Example assertion (poi_changed_path_floor, fast lane):

poi = build_points_of_interest(
    changed_paths={"src/widget.cpp"},
    risk=RiskRules.from_dict({"src/**": 0}),   # mis-weighted: zero weight
    pattern_triggers=[], baseline=None, candidate=snap,
)
assert any(p.path.endswith("widget.cpp") for p in poi.items)   # floor holds

Acceptance: both suites green in the fast lane (Python only, synthetic snapshots — no compiler); integrity_unlinked_source_evidence additionally asserts the rendered report names the failed boundary class.

7. Sequencing rationale¶

Land compiler-free, high-payload cases first so the catalog grows without an external-tool dependency while exercising genuinely-new code paths:

Phase 0 (enabling) — unblocks everything; no behavior change.
Phase 2 crosschecks — highest ADR-035-thesis payload, buildable as synthetic AbiSnapshot pairs today.
Phase 1 audit — single-artifact, smallest fixtures, immediate value.
Phase 3 POI/integrity — strongest "sources guide sources" narrative but depends on the Phase 0 scan-plan assertion surface.

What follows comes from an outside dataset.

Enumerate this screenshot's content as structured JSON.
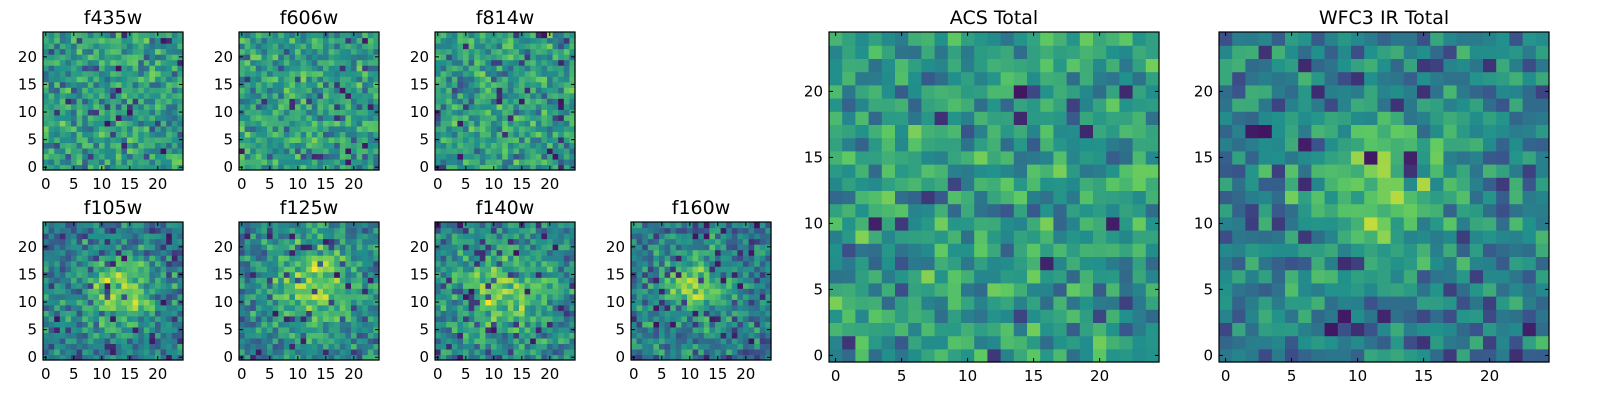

Each phase is independently shippable behind its own PR; Phase 0 is the only hard dependency.

8. Risks & mitigations¶

Catalog count churn. Adding 9 catalog cases moves the doc-count-sync headline and examples/README.md distribution. Mitigation: regenerate via scripts/gen_examples_docs.py in the same commit; never hand-edit the generated regions.
FP-rate creep. New crosscheck kinds firing on healthy libraries. Mitigation: every positive case ships a clean negative counterpart; corpus baseline stays 0/0; nothing gates until the FP-rate gate trusts the check.
castxml flakiness on case147/case149 live-replay. Mitigation: prefer the Flow-2 abicheck_inputs/ pack (no live frontend) for everything except the depth-ladder case that must demonstrate a real compiler pass; mark live cases integration and wire ABICHECK_MIN_EXECUTED.
Schema drift. v4 fields out of sync across the three test readers. Mitigation: additive-only fields, defaulted; one shared loader; CI runs test_example_autodiscovery + test_evidence_tiers + test_abi_examples.

9. Use-case tracking¶

Add planned entries to docs/development/usecase-registry.yaml under a new gap G20, one per phase (G20.1 / G20.2 / G20.3), each cross-referencing the G19 engine entry and the ADR-035 decision it demonstrates (D2/D4/D7/D8).

10. Relationship to existing work¶

G19 / ADR-035 — consumes the engine G19 shipped; no detector or policy change. buildsource/crosscheck.py, poi.py, risk.py, service.run_scan are used as-is for every case except one scoped reporting/plumbing task (§3.3): extending _layers_from_coverage to carry the D4 integrity counters onto ScanResult so the rendered report (not just an internal object) shows them. Tracked as the single engine touch in this plan; all other cases assert against existing objects.
tests/test_crosscheck.py — the _snap(**kw) synthetic-snapshot + _coverage/_findings_of helpers Phase 2/3 reuse directly.
tests/test_pattern_audit_scenarios.py — the model for the test-only scenario suites.
G11 single-binary audit — Phase 1 audit cases extend its surface tooling (surface-report, scan --audit).
scripts/evidence_tiers.py — already maps all eight kinds; Phase 0 only adds L5 to the accepted min_evidence set.
scripts/check_ai_readiness.py — examples-ground-truth, examples-readme-sync, doc-count-sync, changekind-detector, changekind-docs gate every new catalog case.